Venerdì, 20 Dicembre 2019

Fotofinish è la storia di un uomo che si fotografa per sentirsi meno solo. Di un politico che parla ad una folla inesistente. Di un ospedale ambulante che si sposta a casa del malato. Di una maratona tra suore, medico e macchina della tac con il paziente dentro. Di una casa schiacciata da un mutuo. Di un cane a difesa della casa. Di un cinema dove l'erotismo è diverso dalla pornografia.

Se fosse stato solo questo lo spettacolo di Rezza-Mastrella non sarebbe stato così disturbante, scorretto e dissacrante come invece è stato. Di performer anticonvenzionali ce ne sono. Di artisti visionari, geniali e scomodi forse non così tanti.

Tra le righe di una drammaturgia caustica rappresentata in un habitat scenico poliedrico si affiancano una serie di contraddizioni che travolgono e coinvolgono il pubblico suo malgrado. I mutui da pagare, gli ospedali che non funzionano, la politica che sberleffa, la depressione, il tabù dell'omosessualità... sembrano usare Rezza-Mastrella per rappresentarsi da soli, in una ovvia successione di eventi ridicoli. Sì perché grazie a scene reiterate e inframmezzate da corse ecclesiastiche e mimiche facciali esilaranti in questo spettacolo si ride proprio. E si ride di sé, della propria vita e della paura primaria che è la solitudine.

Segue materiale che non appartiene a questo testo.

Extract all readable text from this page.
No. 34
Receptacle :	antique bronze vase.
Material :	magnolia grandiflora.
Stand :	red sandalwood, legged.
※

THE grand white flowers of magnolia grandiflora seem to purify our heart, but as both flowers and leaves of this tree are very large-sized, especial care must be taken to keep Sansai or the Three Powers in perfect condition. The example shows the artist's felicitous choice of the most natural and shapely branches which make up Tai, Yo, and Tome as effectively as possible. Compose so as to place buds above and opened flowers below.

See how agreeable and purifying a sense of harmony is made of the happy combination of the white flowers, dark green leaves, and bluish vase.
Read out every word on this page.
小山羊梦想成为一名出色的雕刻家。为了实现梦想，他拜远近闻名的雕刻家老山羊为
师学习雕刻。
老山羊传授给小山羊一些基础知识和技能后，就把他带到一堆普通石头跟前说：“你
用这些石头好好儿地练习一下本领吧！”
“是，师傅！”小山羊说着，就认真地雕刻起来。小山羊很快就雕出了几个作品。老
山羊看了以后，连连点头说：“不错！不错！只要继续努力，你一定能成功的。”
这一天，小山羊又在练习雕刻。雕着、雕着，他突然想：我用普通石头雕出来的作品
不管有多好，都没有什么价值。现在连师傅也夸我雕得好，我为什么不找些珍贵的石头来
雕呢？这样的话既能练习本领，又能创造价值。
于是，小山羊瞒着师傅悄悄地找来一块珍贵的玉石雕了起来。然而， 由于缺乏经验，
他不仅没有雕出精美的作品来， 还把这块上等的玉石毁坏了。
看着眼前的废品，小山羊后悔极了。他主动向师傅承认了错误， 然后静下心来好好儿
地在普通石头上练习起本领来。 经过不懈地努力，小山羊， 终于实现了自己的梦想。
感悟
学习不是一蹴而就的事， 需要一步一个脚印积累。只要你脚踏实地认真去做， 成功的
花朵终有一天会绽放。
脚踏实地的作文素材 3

Come mancanza di presenza a se stessi e agli altri, quando si percepisce di non aver capito che nulla è mai esistito perché la sostanza è solo apparenza di esistenza. Lo stesso cane, a tutela di una proprietà che non sarà mai propria ma del consumismo imperante, non esiste... perché non esiste nulla neanche la fedeltà ad un principio che non sia intercambiabile. Sillogismi e verità sputate in faccia si sprecano e per arrivare a capirle tutte occorrerebbero molti altri Fotofinish. Ma quello che è chiaro forse solo alla fine dello spettacolo quando tutto il pubblico è morto, in parte sul palco, in parte sulle poltrone, in parte sotto le poltrone per non morire sul palco, è che l'abbattimento della quarta parete è l'abbattimento delle convenzioni e del politicamente corretto. Perché le verità sono tante quante le persone che le cercano.